THIS PRESS RELEASE IS NOT FOR DISTRIBUTION IN THE UNITED STATES OR TO U.S. NEWS AGENCIES

Goodfood Market Corp. (“Goodfood” or the “Company”) (TSX: FOOD) is pleased to announce that it has closed its previously announced public offering (the “Offering”) of $30,000,000 aggregate principal amount of 5.75% convertible unsecured subordinated debentures of the Company (the “Debentures”) due March 31, 2027, at a price of $1,000 (the “Offering Price”) per $1,000 principal amount of Debentures, through a syndicate of underwriters co-led by Desjardins Capital Markets and National Bank Financial Inc. (together, the “Co-Lead Underwriters”), and including CIBC World Markets Inc., RBC Dominion Securities Inc., Scotia Capital Inc., Canaccord Genuity Corp., Raymond James Ltd., Stifel Nicolaus Canada Inc. and Acumen Capital Finance Partners Limited (collectively with the Co-Lead Underwriters, the “Underwriters”).

The Debentures will bear interest at a rate of 5.75% per annum, payable semi-annually on March 31 and September 30 of each year, commencing on September 30, 2022. The Debentures will be convertible at the holder’s option into Goodfood common shares (the “Common Shares”) at a conversion price of $4.60 per Common Share, representing a conversion rate of 217.3913 Common Shares per $1,000 principal amount of Debentures. The Debentures will be direct, subordinated unsecured obligations of the Company, subordinated to any senior indebtedness of the Company, including the Company's revolving credit facility, and ranking equally with one another and with all other existing and future subordinated unsecured indebtedness of the Company to the extent subordinated on the same terms. The Debentures will mature on March 31, 2027 and may be redeemed by Goodfood, in certain circumstances, on or after March 31, 2025. The Debentures will be listed and posted for trading on the Toronto Stock Exchange under the symbol “FOOD.DB.A” at the opening of markets today.

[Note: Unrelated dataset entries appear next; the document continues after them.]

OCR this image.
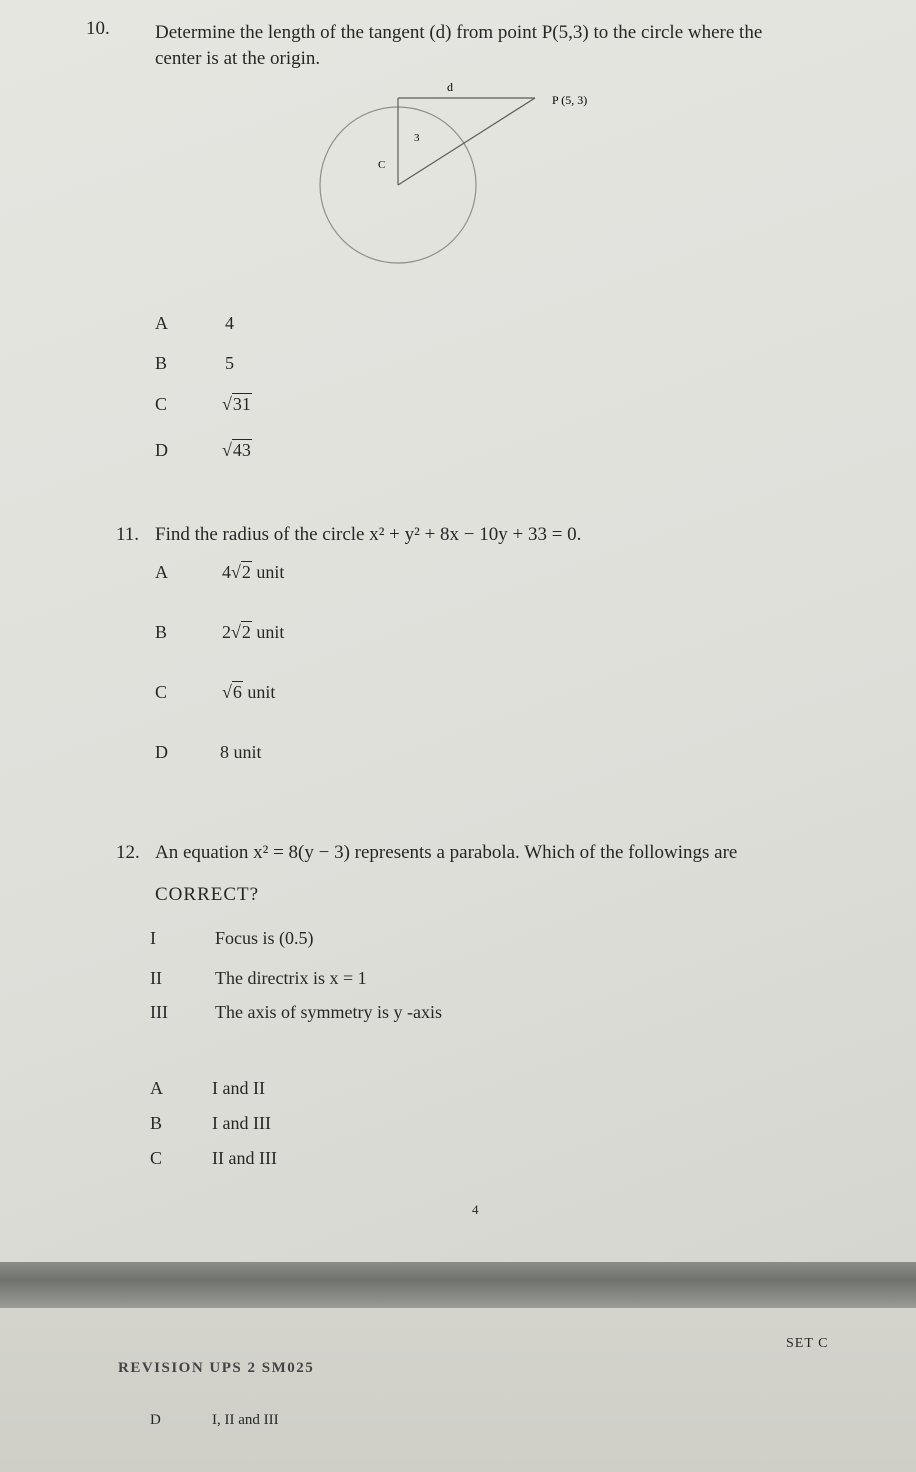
10. Determine the length of the tangent (d) from point P(5,3) to the circle where the
center is at the origin.
d
P (5, 3)
3
C
A	4
B	5
C	√31
D	√43
11. Find the radius of the circle x² + y² + 8x − 10y + 33 = 0.
A	4√2 unit
B	2√2 unit
C	√6 unit
D	8 unit
12. An equation x² = 8(y − 3) represents a parabola. Which of the followings are
CORRECT?
I	Focus is (0.5)
II	The directrix is x = 1
III	The axis of symmetry is y -axis
A	I and II
B	I and III
C	II and III
4
SET C
REVISION UPS 2 SM025
D	I, II and III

An over-allotment option granted by the Company to the Underwriters for $4,500,000 aggregate principal amount of additional Debentures at the Offering Price remains exercisable by the Underwriters, in whole or in part, at any time until 30 days after the date hereof.

The Company intends to use the net proceeds from the Offering to accelerate the scaling of Goodfood’s on-demand grocery and meal solutions network, through the signing of multiple incremental new micro-fulfillment centers leases, fund their required capital expenditures as well as their initial start-up and expenses, and for general corporate purposes.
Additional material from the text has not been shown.